From the edge of the circle, a man stepped forward. His robes were ragged, tattered with travel, but his presence filled the clearing like a storm. Strange tattoos, inked in liquid gold, wound across his arms and throat, glowing faintly under the moonlight. His eyes were sharp, unreadable, and he leaned on a twisted staff of pale wood that hummed with restrained power.
The man spoke, his voice calm, his words twisting like a puzzle:
"When night devours the flame, do you curse the dark… or do you learn to speak its language?"
The shadow-creature recoiled, bound by the glowing runes. The man traced a final symbol in the air, and the figure dissolved with a howl, retreating into the mist.
Kael breathed hard, staring. "Who… who are you?"

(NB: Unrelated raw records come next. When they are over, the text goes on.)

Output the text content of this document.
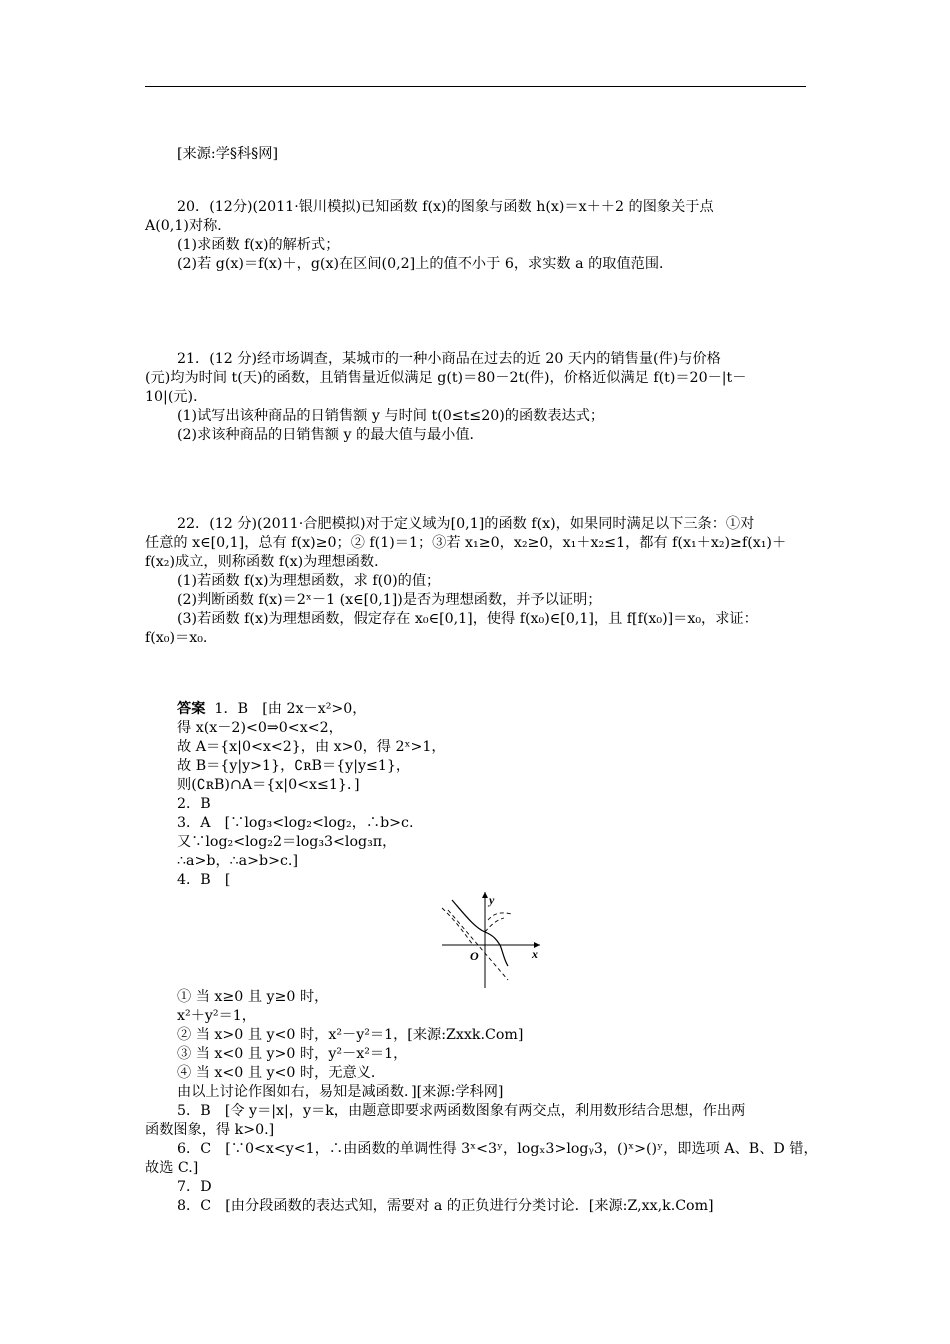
[来源:学§科§网]
20．(12分)(2011·银川模拟)已知函数 f(x)的图象与函数 h(x)＝x＋＋2 的图象关于点
A(0,1)对称．
(1)求函数 f(x)的解析式；
(2)若 g(x)＝f(x)＋，g(x)在区间(0,2]上的值不小于 6，求实数 a 的取值范围．
21．(12 分)经市场调查，某城市的一种小商品在过去的近 20 天内的销售量(件)与价格
(元)均为时间 t(天)的函数，且销售量近似满足 g(t)＝80－2t(件)，价格近似满足 f(t)＝20－|t－
10|(元)．
(1)试写出该种商品的日销售额 y 与时间 t(0≤t≤20)的函数表达式；
(2)求该种商品的日销售额 y 的最大值与最小值．
22．(12 分)(2011·合肥模拟)对于定义域为[0,1]的函数 f(x)，如果同时满足以下三条：①对
任意的 x∈[0,1]，总有 f(x)≥0；② f(1)＝1；③若 x₁≥0，x₂≥0，x₁＋x₂≤1，都有 f(x₁＋x₂)≥f(x₁)＋
f(x₂)成立，则称函数 f(x)为理想函数．
(1)若函数 f(x)为理想函数，求 f(0)的值；
(2)判断函数 f(x)＝2ˣ－1 (x∈[0,1])是否为理想函数，并予以证明；
(3)若函数 f(x)为理想函数，假定存在 x₀∈[0,1]，使得 f(x₀)∈[0,1]，且 f[f(x₀)]＝x₀，求证：
f(x₀)＝x₀.
答案 1．B　[由 2x－x²>0，
得 x(x－2)<0⇒0<x<2，
故 A＝{x|0<x<2}，由 x>0，得 2ˣ>1，
故 B＝{y|y>1}，∁ʀB＝{y|y≤1}，
则(∁ʀB)∩A＝{x|0<x≤1}．]
2．B
3．A　[∵log₃<log₂<log₂，∴b>c.
又∵log₂<log₂2＝log₃3<log₃π，
∴a>b，∴a>b>c.]
4．B　[
y
x
O
① 当 x≥0 且 y≥0 时，
x²＋y²＝1，
② 当 x>0 且 y<0 时，x²－y²＝1，[来源:Zxxk.Com]
③ 当 x<0 且 y>0 时，y²－x²＝1，
④ 当 x<0 且 y<0 时，无意义．
由以上讨论作图如右，易知是减函数．][来源:学科网]
5．B　[令 y＝|x|，y＝k，由题意即要求两函数图象有两交点，利用数形结合思想，作出两
函数图象，得 k>0.]
6．C　[∵0<x<y<1，∴由函数的单调性得 3ˣ<3ʸ，logₓ3>logᵧ3，()ˣ>()ʸ，即选项 A、B、D 错，
故选 C.]
7．D
8．C　[由分段函数的表达式知，需要对 a 的正负进行分类讨论．[来源:Z,xx,k.Com]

The stranger smiled faintly, though it was unclear whether it was kind or mockery.
"Names are prisons, boy. But if you must… they once called me Maelor Veyne."
Lira lowered her bow, suspicion in her eyes. "You could have destroyed it. Why didn't you?"
Maelor tilted his head; his grin shadowed beneath the hood.
"Destroy? No. The wise do not shatter the mirror—they learn what it reflects."
Kael stepped forward; his instincts torn between wariness and fascination. There was something about this man, something ancient and dangerous, yet strangely familiar—like fire restrained inside glass.
For the first time since leaving Telmar, Kael felt the stirrings of something he had never known before. Not just power. Not just fear.
A teacher.
And perhaps… a riddle that could change everything.